Carl Sr. was the father of Universal Studios. He is remembered as bold and paternalistic with those outside his real family calling him “Uncle Carl.” When control of Universal passed to Carl Jr, the son pursued edgier horror films. The studio had a major hit with “Dracula” and their follow up was “Frankenstein” in 1931. The film was heavily censored in many states with Kansas demanding the most cuts — 32 scenes (!), nearly half of the 71 minute film. The death of the little girl was cut so frequently that it took decades to find a remaining print of the film that still had the scene and it was not restored until the 1980s with the help of print kept by the British National Film Archive. The film was banned outright in Northern Ireland, Sweden, Quebec, Italy and Czechoslovakia.

Bela Lugosi had hoped to play Dr Frankenstein but was offered the monster role which he turned down. The first director had conceived the role as a mere killing machine and Lugosi told Universal, “I was a star in my country. I will not be a scarecrow here!” That director was replaced but since Lugosi had already passed the part went to Boris Karloff.
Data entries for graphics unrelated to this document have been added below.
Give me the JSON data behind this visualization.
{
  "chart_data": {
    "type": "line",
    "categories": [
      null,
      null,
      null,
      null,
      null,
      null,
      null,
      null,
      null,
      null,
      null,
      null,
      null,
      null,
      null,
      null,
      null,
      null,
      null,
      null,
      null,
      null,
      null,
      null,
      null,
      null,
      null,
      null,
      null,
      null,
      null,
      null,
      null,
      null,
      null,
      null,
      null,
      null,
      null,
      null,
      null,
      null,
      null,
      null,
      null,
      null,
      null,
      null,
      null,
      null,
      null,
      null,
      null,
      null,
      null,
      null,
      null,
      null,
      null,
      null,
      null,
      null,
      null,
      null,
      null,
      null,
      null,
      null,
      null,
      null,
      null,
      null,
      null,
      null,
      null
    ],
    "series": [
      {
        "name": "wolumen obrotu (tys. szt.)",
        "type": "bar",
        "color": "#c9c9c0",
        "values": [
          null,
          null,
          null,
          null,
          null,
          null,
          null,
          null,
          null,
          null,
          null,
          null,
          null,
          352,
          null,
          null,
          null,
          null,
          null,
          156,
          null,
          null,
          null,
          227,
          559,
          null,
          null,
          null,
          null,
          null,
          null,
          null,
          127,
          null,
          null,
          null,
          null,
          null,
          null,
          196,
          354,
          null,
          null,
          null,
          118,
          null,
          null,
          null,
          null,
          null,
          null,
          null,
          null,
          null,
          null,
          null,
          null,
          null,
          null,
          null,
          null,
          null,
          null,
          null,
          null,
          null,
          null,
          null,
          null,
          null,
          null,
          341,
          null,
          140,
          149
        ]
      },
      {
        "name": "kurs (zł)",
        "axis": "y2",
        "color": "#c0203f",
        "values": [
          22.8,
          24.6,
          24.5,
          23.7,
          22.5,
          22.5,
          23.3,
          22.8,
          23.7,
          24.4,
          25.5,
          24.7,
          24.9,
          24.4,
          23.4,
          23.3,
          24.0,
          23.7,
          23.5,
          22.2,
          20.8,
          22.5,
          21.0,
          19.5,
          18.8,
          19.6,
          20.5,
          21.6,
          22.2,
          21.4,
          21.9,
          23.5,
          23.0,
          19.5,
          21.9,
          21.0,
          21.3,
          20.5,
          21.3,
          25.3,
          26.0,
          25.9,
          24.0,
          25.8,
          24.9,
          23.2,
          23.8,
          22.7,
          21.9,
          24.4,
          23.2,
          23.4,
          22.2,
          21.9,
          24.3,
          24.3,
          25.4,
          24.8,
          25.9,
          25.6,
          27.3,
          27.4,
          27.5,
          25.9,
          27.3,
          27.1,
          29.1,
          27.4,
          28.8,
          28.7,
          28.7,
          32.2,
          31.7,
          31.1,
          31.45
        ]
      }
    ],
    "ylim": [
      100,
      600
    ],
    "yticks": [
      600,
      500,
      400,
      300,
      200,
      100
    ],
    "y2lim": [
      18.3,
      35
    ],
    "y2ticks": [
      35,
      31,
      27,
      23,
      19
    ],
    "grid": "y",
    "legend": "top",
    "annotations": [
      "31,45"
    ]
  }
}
The concept got revised to have the monster be more tragic and sympathetic and that quality was enhanced much further in “Young Frankenstein.”

A young member of the union crew remembers “Young Frankenstein” as the first film he worked on . He kept hearing “most sets aren’t like this, they aren’t this much fun.” He wandered over to a neighboring stage where they were shooting “Towering Inferno” and found that indeed no one was laughing at the end of takes. On that stage when Irwin Allen called “Cut!” he followed it up by asking “Is anyone hurt?”

Back on Stage 5, on the last day of shooting, Gene Wilder asked if they could improvise more scenes and keep going. Mel Brooks said ‘Unfortunately, that’s a wrap.”